El caos del área metropolitana de Sevilla

Ecologistas en Acción, junto con aquellas otras entidades que se unan a la iniciativa, emprenderá una campaña de presión social para que, al fin, sea aprobado el plan que ha de ordenar el área metropolitana de Sevilla. Un plan que, si alcanza la calidad exigible y se hace cumplir, permitiría reconducir la desbocada carrera que los veintidós municipios que la componen emprendieron, veinticinco años atrás, hacia un caos urbanístico, medioambiental y de tráfico que es ya patente.

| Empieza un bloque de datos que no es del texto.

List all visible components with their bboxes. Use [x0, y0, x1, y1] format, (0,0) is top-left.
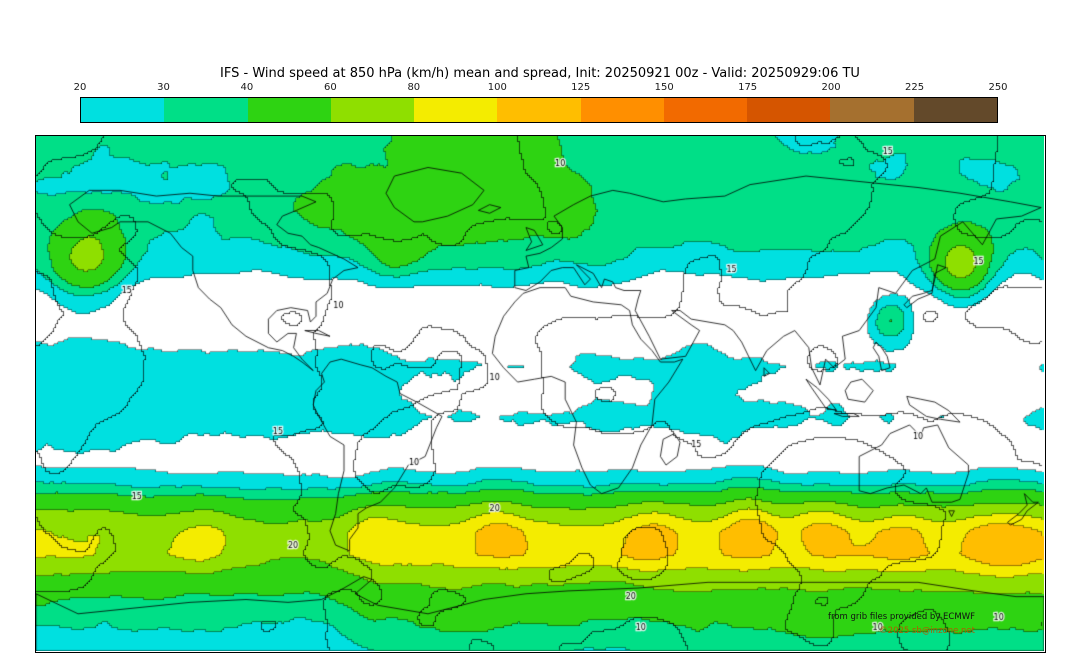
colorbar-segment	[580, 98, 664, 122]
colorbar-tick-label: 200	[821, 82, 841, 93]
colorbar-tick-label: 150	[654, 82, 674, 93]
colorbar-tick-label: 100	[487, 82, 507, 93]
colorbar-tick-label: 175	[738, 82, 758, 93]
colorbar-tick-label: 250	[988, 82, 1008, 93]
credit-source: from grib files provided by ECMWF	[828, 612, 975, 622]
colorbar: 20 30 40 60 80 100 125 150 175 200 225 250	[74, 82, 1008, 123]
colorbar-segment	[913, 98, 997, 122]
credit-copyright: ©2025 sb@inzone.net	[879, 626, 975, 636]
colorbar-segment	[164, 98, 248, 122]
colorbar-segments	[80, 97, 998, 123]
colorbar-segment	[330, 98, 415, 122]
colorbar-segment	[747, 98, 831, 122]
colorbar-segment	[830, 98, 914, 122]
colorbar-tick-label: 40	[240, 82, 254, 93]
colorbar-segment	[247, 98, 331, 122]
colorbar-tick-label: 125	[571, 82, 591, 93]
colorbar-tick-label: 60	[323, 82, 337, 93]
chart-title: IFS - Wind speed at 850 hPa (km/h) mean …	[220, 66, 860, 81]
colorbar-tick-label: 225	[904, 82, 925, 93]
wind-speed-map	[36, 136, 1044, 651]
colorbar-tick-label: 30	[157, 82, 170, 93]
colorbar-segment	[497, 98, 581, 122]
colorbar-tick-label: 20	[73, 82, 87, 93]
colorbar-segment	[663, 98, 748, 122]
colorbar-tick-label: 80	[407, 82, 421, 93]
map-frame: from grib files provided by ECMWF ©2025 …	[35, 135, 1046, 653]
colorbar-segment	[414, 98, 498, 122]
colorbar-segment	[81, 98, 165, 122]
colorbar-ticks: 20 30 40 60 80 100 125 150 175 200 225 250	[74, 82, 1008, 97]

La no existencia de este plan está contribuyendo, y mucho, a que la metrópoli sevillana sea bastante más insostenible de lo que podría ser. Porque el modelo de urbanización difusa, o "en mancha de aceite", por el que vienen apostando dichos municipios genera un gran consumo de territorio, degrada el paisaje, crea ciudad con falta de servicios, equipamientos, etc.. Pero implica además un gran abuso del vehículo privado para los desplazamientos; algo agravado por la también deficiente planificación metropolitana en materia de movilidad. Ello provoca no sólo al gran caos de tráfico que a diario se padece: también se multiplica la emisión de contaminantes atmosféricos, con un tipo de gases que tienen buena culpa en el efecto invernadero que sufre el planeta, alejando así a España de cumplir con los compromisos que asumió en el marco del Protocolo de Kioto, que entra ya en vigor dentro de una semana.

La denuncia que se enviará al gobierno central se centrará de manera especial en este último aspecto. No obstante, también señalará otros, referidos igualmente a la insostenibilidad metropolitana de Sevilla, por los que así mismo tendría que preocuparse y actuar de alguna forma, habida cuenta la irresponsable inacción de la Junta de Andalucía. Si el Gobierno Central también se inhibe de sus responsabilidades, la denuncia entonces se elevará a la Unión Europea y a los organismos mundiales que velan por el cumplimiento de los compromisos de cada país.

En relación con el plan metropolitano, hay que recordar que la Junta de Andalucía inició su elaboración hace ahora veinte años, cuando empezaban a manifestarse los primeros problemas. Problemas que, con el tiempo, no han hecho sino agravarse, como demuestran todos los informes técnicos al respecto y se aprecia a ojos vista. En todo este tiempo se han ido elaborando estudios, avances y demás documentos sin capacidad vinculante, con largos periodos de inactividad que han hecho necesario actualizar varias veces los datos, análisis y diagnósticos previos, sin que la administración andaluza haya podido o, más bien, querido terminar por aprobar el documento definitivo.

Así las cosas, todo lo que la Consejera de Obras Públicas diga esta mañana sobre la ordenación metropolitana de Sevilla, como cierre de las Jornadas que se vienen desarrollando en el Paraninfo de la Universidad de Sevilla, sólo pueden entenderse ya como mera palabrería. Y estaría bien que alguien allí presente se lo dijera abiertamente.